December 6, 1928 – North American Aviation is founded. Though neither a pilot nor aircraft designer, financier Clement Melville Keys originally founded North American Aviation (NAA) as a holding company to manage interests in various other airlines and aircraft companies, but the Air Mail Act of 1934 forced Keys to make NAA its own manufacturing company. During WWII, NAA became one of the preeminent builders of warplanes, including the iconic P-51 Mustang, the B-25 Mitchell medium bomber and the T-6 Texan trainer. In the 1950s, NAA produced America’s first great swept-wing jet fighter in the F-86 Sabre, and worked with experimental aircraft such as the X-15 and XB-70 Valkyrie. For the US space program, NAA manufactured the Apollo Command Service Module and built the second stage of the Saturn V rocket. In 1967, NAA merged with Rockwell-Standard to become North American Rockwell, which changed its name to Rockwell International the following year, and the company ceased to exist in name following a merger with Boeing in 1973.
December 7, 1995 – The Galileo space probe arrives at Jupiter. Galileo was launched into space on October 18, 1989 aboard the Space Shuttle Atlantis on STS-34. The combination orbiter and entry probe was the first spacecraft to orbit Jupiter, and was designed to study the planet along with several other celestial bodies in our Solar System. Galileo’s probe was released six months before Galileo reached Jupiter and, during its descent, the probe collected data on cloud composition and measured winds of 190 mph. The Galileo orbiter made its own observations, finding ammonia clouds on Jupiter, confirming volcanic activity on Jupiter’s moon Io, and finding evidence of liquid oceans on the moon Europa, among others. Since Galileo may have been carrying bacteria from Earth, the spacecraft was intentionally crashed on Jupiter to avoid any possible contamination of Jupiter’s moons.

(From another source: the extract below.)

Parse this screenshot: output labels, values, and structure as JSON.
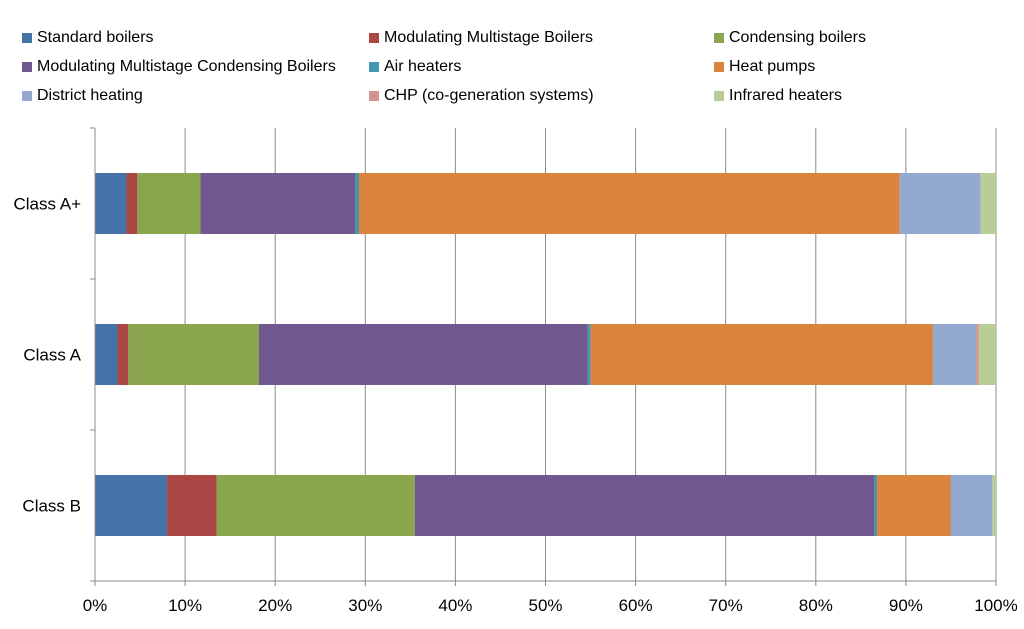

December 7, 1972 – The launch of Apollo 17, the final mission of the Apollo program. Mission Commander Eugene Cernan and Lunar Module pilot Harrison Schmitt spent just over three days on the lunar surface, performing three moonwalks and covering 22 miles in the Lunar Roving Vehicle (LRV), which was left behind on the Moon, while astronaut Ronald Evans remained in lunar orbit as the Command Module pilot. Apollo 17 was the first nighttime launch of an Apollo mission, and the last manned launch of the Saturn V rocket. Apollo 17 also broke the record for the longest manned lunar flight, the longest total time spent exploring the surface of the Moon, the largest return of Moon samples, and the longest time in lunar orbit. Apollo 17 returned to Earth on December 19, 1972.
December 7, 1942 – The first flight of the Bell P-63 Kingcobra, a larger and improved version of the Bell P-39 Airacobra. While the P-39 was one of the principal US fighters at the start of WWII, its lack of a turbo-supercharger hampered its high altitude performance. Development of the P-63 was meant to address that deficiency, and the Kingcobra was also redesigned with a second supercharger as well as a laminar flow wing. The US Army Air Forces showed little interest in the Kingcobra, so the majority of the 3,000 aircraft produced were sent to Russia under the Lend-Lease act, where they fought with great effectiveness, and the Kingcobra proved to be one of the most successful fighters flown by Russia.